Aprovechando el mayor espacio que nos da la amplitud de una nota como la presente frente a la necesaria brevedad de la respuesta de Tornaría en el reportaje del 6 de mayo, deseamos añadir algunas consideraciones a las de dicha profesora, con quien estamos plenamente de acuerdo.
En las primeras décadas del siglo XIX Hegel conjeturó, sin ninguna fundamentación científica, la existencia de una «era de la magia» y una posterior «era de la religión», siendo seguido –en lo fundamental– por varios autores, algunos de ellos del prestigio de sir James Frazer.
Sin embargo, esa teoría ha sido objeto de profunda revisión, y no sólo en cuanto a la imaginada separación cronológica entre magia y religión.

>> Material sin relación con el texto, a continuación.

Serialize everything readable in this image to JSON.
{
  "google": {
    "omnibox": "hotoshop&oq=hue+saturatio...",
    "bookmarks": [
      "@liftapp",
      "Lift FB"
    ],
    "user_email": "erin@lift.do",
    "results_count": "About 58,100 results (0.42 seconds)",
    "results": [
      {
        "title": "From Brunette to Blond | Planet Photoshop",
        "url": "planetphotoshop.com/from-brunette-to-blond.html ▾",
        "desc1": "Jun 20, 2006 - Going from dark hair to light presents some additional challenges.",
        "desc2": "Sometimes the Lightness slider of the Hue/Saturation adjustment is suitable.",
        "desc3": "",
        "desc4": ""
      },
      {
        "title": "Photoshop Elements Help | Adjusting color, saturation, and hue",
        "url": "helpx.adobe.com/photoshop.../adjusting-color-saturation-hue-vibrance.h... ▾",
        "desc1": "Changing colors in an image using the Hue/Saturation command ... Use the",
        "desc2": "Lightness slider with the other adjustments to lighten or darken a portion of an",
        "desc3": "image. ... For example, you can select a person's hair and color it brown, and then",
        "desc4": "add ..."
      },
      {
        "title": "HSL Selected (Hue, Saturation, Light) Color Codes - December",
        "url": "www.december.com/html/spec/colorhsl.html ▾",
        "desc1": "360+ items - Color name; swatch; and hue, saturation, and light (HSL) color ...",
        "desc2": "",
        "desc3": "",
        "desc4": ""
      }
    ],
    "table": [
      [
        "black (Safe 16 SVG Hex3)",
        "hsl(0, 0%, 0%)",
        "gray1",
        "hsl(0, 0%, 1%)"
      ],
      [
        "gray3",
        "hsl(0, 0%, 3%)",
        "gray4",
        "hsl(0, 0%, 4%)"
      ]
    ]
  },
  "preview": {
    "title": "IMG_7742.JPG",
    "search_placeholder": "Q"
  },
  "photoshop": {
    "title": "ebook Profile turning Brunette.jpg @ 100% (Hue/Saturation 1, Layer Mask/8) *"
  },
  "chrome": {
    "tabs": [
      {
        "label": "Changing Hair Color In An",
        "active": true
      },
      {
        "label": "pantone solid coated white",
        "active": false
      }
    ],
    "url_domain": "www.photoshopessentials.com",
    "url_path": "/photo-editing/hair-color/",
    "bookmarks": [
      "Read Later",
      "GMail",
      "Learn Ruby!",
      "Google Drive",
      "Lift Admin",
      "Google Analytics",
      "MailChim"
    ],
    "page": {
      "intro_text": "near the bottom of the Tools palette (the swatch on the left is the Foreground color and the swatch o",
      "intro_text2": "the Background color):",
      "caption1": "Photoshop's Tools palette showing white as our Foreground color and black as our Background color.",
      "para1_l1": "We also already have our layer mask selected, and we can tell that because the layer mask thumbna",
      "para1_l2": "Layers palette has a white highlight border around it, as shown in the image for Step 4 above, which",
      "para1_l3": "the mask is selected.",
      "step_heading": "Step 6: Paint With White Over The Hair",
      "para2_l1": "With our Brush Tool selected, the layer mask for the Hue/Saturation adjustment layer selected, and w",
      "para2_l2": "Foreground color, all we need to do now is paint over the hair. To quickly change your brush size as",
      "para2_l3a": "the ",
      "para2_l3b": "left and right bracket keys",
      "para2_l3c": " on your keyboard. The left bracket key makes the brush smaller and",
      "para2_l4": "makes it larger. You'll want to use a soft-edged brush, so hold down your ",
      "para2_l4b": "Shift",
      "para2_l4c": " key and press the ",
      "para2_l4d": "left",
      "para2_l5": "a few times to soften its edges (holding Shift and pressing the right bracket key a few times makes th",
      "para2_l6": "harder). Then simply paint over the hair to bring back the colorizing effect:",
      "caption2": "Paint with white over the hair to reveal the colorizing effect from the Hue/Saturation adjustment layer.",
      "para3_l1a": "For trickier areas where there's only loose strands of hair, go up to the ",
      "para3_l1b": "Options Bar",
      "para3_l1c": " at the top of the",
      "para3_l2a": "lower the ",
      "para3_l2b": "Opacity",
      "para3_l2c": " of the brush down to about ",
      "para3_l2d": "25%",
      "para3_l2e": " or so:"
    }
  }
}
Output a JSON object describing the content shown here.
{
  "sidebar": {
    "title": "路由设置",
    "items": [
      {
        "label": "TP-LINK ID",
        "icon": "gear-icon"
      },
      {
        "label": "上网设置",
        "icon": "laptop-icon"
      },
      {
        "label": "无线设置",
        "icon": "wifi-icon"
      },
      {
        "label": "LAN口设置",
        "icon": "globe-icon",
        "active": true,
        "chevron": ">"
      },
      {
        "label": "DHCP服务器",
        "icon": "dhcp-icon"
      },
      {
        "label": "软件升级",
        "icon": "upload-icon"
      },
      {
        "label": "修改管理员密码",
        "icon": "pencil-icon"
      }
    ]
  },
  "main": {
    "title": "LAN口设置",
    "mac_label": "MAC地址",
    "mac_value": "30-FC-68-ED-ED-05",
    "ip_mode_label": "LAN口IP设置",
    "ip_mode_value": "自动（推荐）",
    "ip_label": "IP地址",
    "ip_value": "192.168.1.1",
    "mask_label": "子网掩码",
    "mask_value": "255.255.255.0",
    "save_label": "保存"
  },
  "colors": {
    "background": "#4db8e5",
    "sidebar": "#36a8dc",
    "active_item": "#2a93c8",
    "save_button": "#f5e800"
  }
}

Así, por ejemplo, el recurso a hechizos y encantamientos para combatir una epidemia o una sequía, es propio de los magos, pero puede ocurrir que se crea que su poder deriva de dioses con los que están en contacto. Por su parte, el sacerdote de una religión es portador de un poder sagrado, conferido por una ordenación; pero la existencia de ensalmos, oraciones, súplicas, delirios extáticos, etcétera, «aparecen tan entremezclados en desconcertante confusión que el observador apenas sabe en qué categoría clasificar a un rito complejo o a sus oficiantes». Es cierto que existen componentes sin duda mágicos y componentes de indudable carácter religioso, pero la ya citada confusión hace preferible el uso del vocablo compuesto y genérico mágico-religiosos.
Dicho de otro modo, si bien hay características extremas respecto a las que no puede vacilarse en afirmar su calidad mágica, y otras características también extremas cuyo carácter religioso no puede ponerse en tela de juicio, en medio de aquéllas y éstas hay una importante zona gris que mucho dificulta, y a menudo lisa y llanamente impide, trazar entre ambas una clara frontera.
Hemos tomado como fuente principal para las consideraciones que anteceden la opinión de un especialista como el profesor británico E. O. James, expuesta en su obra Historia de las religiones, publicada originariamente en 1956 por The English Universities Press Ltd., de la cual hay traducción al español de Alianza Editorial SA, Madrid, 1975.